When director Wes Craven and writer Kevin Williamson teamed up to release Scream in 1996, they changed the horror genre with its fourth wall-breaking, movie-referencing dialogue. Scream was a film that spoke to the newly born, savvy internet generation, a film that wasn’t afraid to reveal, discuss and make light of the unwritten rules that governed all slasher films until that point.

Click one of the posters below for a full review of that movie.

Scream (1996)
Scream is to modern horror films what the Beatles were to rock music. Look at it now and it’s easy to forget the impact it’s had on so many of the films we’ve seen since. Nowadays almost every slasher movie has some sort of “clever” post-modern fourth wall-breaking scene where someone says “we shouldn’t split up, that’s how people die in the movies”. Scream did it first, and while it’s been imitated countless times since it’s somewhat telling that Scream still does it better than most, 15 years since its release.

Scream 2 (1997)
“After slicing apart the horror genre and aiming knowing winks at many of its foibles in Scream, some felt that there wasn’t much opportunity to do the same in Scream 2 since so much had been covered already. By its very nature though Scream 2provided Wes Craven and writer Kevin Williamson a chance to poke fun at one very important aspect of horror films that went unchallenged in the first film – sequels.”

Scream 3 (2000)
“Gone are the clever references to horror films from the first Scream and the cheeky nods at sequel clichés in its follow-up, replaced by confusing plot points, tired fourth wall references and an ending that’s about as satisfying as using beehives as football boots, with the simple explanation each time that ‘hey, it’s the third one, we can do any old shite and it’s fair game’.”

Scream 4 (2011)
Scream 4 had an uphill battle to be relevant in this new all-knowing, self-referential, nudge-nudge-wink-wink horror landscape, one the Scream series itself essentially created in the first place. It’s impressive, then, that writer Kevin Williamson and director Wes Craven have taken these decade-old characters and ideas and brought them into the 2010s so convincingly.”

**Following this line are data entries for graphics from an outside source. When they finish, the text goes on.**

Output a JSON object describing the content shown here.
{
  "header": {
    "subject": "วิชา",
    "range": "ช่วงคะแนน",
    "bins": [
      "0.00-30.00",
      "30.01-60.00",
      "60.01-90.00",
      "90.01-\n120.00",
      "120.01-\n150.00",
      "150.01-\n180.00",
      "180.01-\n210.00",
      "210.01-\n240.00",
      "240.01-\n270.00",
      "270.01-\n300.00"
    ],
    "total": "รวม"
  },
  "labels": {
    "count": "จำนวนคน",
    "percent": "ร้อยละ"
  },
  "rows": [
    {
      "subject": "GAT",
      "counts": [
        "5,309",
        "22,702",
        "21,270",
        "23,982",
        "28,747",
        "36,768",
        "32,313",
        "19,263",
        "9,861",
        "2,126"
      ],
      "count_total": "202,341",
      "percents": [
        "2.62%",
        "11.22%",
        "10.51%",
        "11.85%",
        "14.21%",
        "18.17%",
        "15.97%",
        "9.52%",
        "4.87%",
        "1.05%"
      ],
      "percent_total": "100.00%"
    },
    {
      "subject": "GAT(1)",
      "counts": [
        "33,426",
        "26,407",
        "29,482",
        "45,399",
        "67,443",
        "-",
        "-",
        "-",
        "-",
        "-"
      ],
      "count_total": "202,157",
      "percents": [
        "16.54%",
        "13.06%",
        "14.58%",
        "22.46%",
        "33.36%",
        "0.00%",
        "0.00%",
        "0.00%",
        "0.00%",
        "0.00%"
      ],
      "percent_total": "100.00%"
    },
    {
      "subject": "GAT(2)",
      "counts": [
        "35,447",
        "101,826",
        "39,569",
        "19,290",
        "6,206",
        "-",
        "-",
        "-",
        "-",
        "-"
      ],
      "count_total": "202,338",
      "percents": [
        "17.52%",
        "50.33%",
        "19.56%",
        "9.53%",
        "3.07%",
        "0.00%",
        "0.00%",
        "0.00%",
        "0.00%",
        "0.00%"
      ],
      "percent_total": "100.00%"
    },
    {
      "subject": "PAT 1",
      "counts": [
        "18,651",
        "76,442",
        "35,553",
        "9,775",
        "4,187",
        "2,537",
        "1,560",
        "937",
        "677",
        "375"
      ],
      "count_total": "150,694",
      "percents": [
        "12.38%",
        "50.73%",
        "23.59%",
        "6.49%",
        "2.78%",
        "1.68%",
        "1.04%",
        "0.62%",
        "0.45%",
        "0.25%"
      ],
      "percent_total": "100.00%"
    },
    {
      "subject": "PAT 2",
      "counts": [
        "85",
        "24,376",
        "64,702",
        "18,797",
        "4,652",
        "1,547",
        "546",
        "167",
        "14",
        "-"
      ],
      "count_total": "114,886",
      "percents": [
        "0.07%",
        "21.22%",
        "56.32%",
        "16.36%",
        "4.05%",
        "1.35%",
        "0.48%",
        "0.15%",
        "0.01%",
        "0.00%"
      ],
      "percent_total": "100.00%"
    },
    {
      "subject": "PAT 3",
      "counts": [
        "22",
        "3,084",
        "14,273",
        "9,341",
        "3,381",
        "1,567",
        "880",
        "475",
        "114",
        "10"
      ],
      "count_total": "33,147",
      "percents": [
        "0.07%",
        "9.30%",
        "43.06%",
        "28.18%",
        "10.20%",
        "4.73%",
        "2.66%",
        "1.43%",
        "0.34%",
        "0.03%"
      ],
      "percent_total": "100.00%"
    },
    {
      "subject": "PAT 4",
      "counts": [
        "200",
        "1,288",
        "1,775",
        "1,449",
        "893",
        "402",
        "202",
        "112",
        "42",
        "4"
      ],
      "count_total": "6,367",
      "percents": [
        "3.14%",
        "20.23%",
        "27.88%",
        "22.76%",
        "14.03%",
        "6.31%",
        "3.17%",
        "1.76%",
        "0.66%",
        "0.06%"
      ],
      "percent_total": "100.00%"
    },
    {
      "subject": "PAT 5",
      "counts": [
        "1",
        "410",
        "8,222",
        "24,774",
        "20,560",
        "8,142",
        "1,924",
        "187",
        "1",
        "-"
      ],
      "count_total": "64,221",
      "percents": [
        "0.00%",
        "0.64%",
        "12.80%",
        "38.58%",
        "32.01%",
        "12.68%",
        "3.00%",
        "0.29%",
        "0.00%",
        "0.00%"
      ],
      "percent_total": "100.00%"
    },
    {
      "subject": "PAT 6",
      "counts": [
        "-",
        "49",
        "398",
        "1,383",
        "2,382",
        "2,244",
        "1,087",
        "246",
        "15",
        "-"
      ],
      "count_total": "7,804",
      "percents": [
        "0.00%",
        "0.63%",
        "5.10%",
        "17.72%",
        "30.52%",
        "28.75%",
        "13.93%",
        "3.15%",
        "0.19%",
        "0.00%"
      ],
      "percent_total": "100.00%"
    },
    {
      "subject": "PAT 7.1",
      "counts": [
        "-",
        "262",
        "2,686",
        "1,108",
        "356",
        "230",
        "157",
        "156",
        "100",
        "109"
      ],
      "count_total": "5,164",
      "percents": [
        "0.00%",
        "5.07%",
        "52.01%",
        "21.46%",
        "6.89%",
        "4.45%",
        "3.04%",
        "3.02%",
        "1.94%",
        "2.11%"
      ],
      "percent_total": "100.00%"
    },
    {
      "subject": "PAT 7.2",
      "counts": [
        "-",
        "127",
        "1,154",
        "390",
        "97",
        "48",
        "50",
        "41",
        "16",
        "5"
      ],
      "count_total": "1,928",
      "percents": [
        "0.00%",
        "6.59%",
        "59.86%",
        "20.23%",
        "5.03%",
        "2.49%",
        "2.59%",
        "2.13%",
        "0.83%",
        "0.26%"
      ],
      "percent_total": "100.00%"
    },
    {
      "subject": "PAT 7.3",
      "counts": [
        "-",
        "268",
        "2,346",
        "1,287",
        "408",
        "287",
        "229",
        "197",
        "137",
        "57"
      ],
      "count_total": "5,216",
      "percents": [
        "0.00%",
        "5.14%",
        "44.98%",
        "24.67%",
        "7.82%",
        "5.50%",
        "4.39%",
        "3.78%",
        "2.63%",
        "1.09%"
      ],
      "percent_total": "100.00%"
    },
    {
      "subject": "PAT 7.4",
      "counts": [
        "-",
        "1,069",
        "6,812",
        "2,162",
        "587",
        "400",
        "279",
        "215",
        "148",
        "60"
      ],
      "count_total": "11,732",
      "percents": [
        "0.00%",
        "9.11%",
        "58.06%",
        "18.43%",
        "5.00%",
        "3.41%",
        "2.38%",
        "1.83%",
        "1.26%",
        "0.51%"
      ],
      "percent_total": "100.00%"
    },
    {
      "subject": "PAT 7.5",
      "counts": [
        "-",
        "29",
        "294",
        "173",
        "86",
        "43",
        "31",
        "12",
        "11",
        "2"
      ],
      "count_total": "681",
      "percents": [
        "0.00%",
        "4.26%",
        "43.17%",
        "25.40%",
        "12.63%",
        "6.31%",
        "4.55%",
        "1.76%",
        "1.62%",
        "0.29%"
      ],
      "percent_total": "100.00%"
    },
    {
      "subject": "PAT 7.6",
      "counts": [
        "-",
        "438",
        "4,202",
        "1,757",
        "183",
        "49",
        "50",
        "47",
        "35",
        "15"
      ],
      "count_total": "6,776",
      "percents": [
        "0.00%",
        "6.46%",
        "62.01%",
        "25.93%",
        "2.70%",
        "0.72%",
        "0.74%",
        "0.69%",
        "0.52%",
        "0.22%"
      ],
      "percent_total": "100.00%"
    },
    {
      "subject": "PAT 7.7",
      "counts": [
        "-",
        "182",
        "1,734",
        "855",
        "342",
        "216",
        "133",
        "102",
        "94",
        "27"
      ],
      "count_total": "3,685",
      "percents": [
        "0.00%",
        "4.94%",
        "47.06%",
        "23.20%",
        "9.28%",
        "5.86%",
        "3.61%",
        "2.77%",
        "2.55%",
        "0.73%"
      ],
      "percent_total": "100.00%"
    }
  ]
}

Scream The TV Series poster

Scream: The TV Series (2015)
“Regardless of your thoughts on the four Scream movies, Scream: The TV Series should be approached as a completely new franchise because, essentially, it is. Woodsboro, the location of the Scream films, doesn’t exist. Sidney, Gale Weathers, Officer Dewey, they’re all completely gone. There is no reference whatsoever to the events of the movies.”